BROOKLYN, NY — Debbie Almontaser stopped by Greenlight Bookstore in Fort Greene as she promoted her first book, “Leading While Muslim.” She said the backlash she received as the founding principal of the country’s first Arabic language public school inspired her to write it.
“I was targeted big-time both individually and as an American Muslim,” she said. “I was basically a target in this geopolitical crusade against Islam and Muslims.”
In February 2007 Almontaser was named principal of a new school to open that Fall, the Khalil Gibran International Academy in Brooklyn.
The school is dedicated to the study of Arabic language and culture and is open to students of all backgrounds. It’s one of the many dual language schools opening across the city and Almontaser said she became an instant target.
“Days later the Islamophobia industry started to write negatively about the school,” she said. “They coined the school as a madrasa. They coined it as a place to indoctrinate children.”
The school did open that year, but not with Almontaser at the helm. She was forced out after a controversial T-shirt was being sold at an Arab-American event she helped organize.
She filed a lawsuit against the city and eventually won. Almontaser said the experience helped her connect to other Muslim American principals nationwide and she tells their stories in her book.

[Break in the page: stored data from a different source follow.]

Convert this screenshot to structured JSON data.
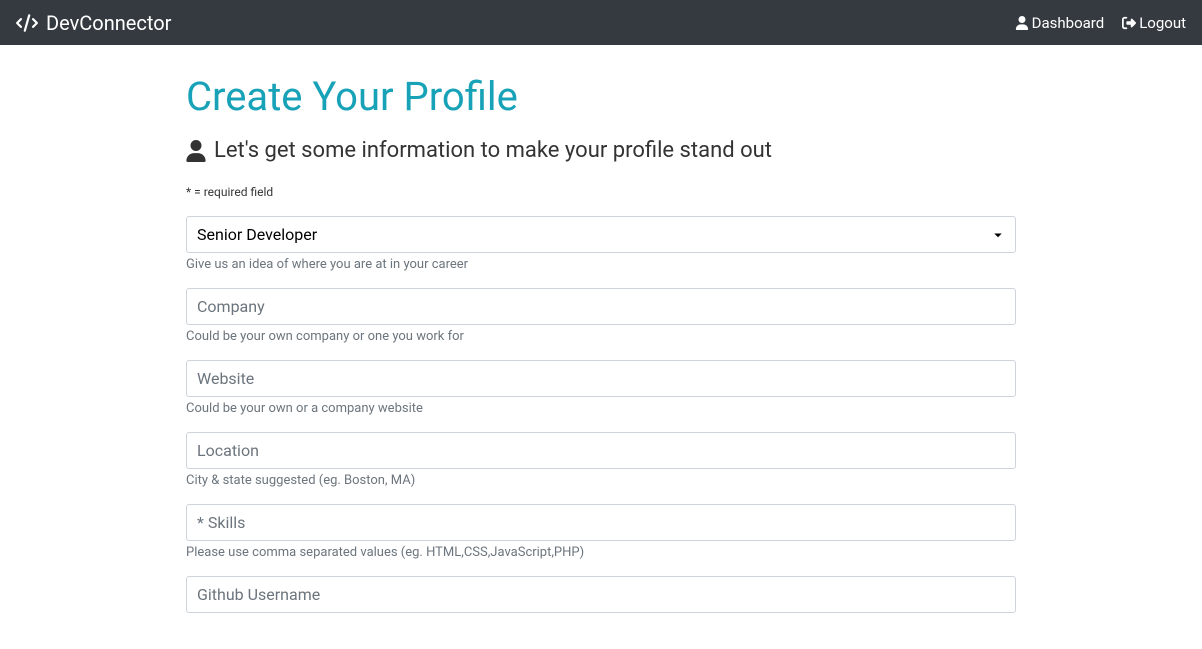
{
  "navbar": {
    "brand": "DevConnector",
    "dashboard": "Dashboard",
    "logout": "Logout"
  },
  "page": {
    "title": "Create Your Profile",
    "lead": "Let's get some information to make your profile stand out",
    "required_note": "* = required field"
  },
  "form": {
    "status": {
      "selected": "Senior Developer",
      "help": "Give us an idea of where you are at in your career"
    },
    "company": {
      "placeholder": "Company",
      "help": "Could be your own company or one you work for"
    },
    "website": {
      "placeholder": "Website",
      "help": "Could be your own or a company website"
    },
    "location": {
      "placeholder": "Location",
      "help": "City & state suggested (eg. Boston, MA)"
    },
    "skills": {
      "placeholder": "* Skills",
      "help": "Please use comma separated values (eg. HTML,CSS,JavaScript,PHP)"
    },
    "github": {
      "placeholder": "Github Username"
    }
  }
}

“I felt it was so critical to actually look at both their leadership and their spirituality as American Muslims in a post 9/11 climate that pretty much has so much anti-Muslim rhetoric and sentiment,” she said.

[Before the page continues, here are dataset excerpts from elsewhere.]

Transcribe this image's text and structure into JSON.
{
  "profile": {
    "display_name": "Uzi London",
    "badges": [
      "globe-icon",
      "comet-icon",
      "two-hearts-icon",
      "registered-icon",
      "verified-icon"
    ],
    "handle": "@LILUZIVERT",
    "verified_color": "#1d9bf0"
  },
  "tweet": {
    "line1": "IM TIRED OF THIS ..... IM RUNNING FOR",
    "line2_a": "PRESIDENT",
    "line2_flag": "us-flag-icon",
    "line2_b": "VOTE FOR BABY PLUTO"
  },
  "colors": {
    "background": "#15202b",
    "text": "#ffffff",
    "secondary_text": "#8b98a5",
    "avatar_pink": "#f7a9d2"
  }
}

Almontaser also shared her story at the Brooklyn Historical Society latest oral history project, “Muslims in Brooklyn.” She’s one of 50 Brooklynites whose testimonials will be featured on the web, in an exhibition and part of a school educational curriculum. Oral historian Zaheer Ali said one out of every 10 children in city public schools is Muslim.
“It has been really important for them to make sure that the kinds of messages and images and ideas that young people get about themselves are accurate and well-informed,” Zaheer Ali said.
Debbie Almontaser is well-informed about a history of which she’s now a part.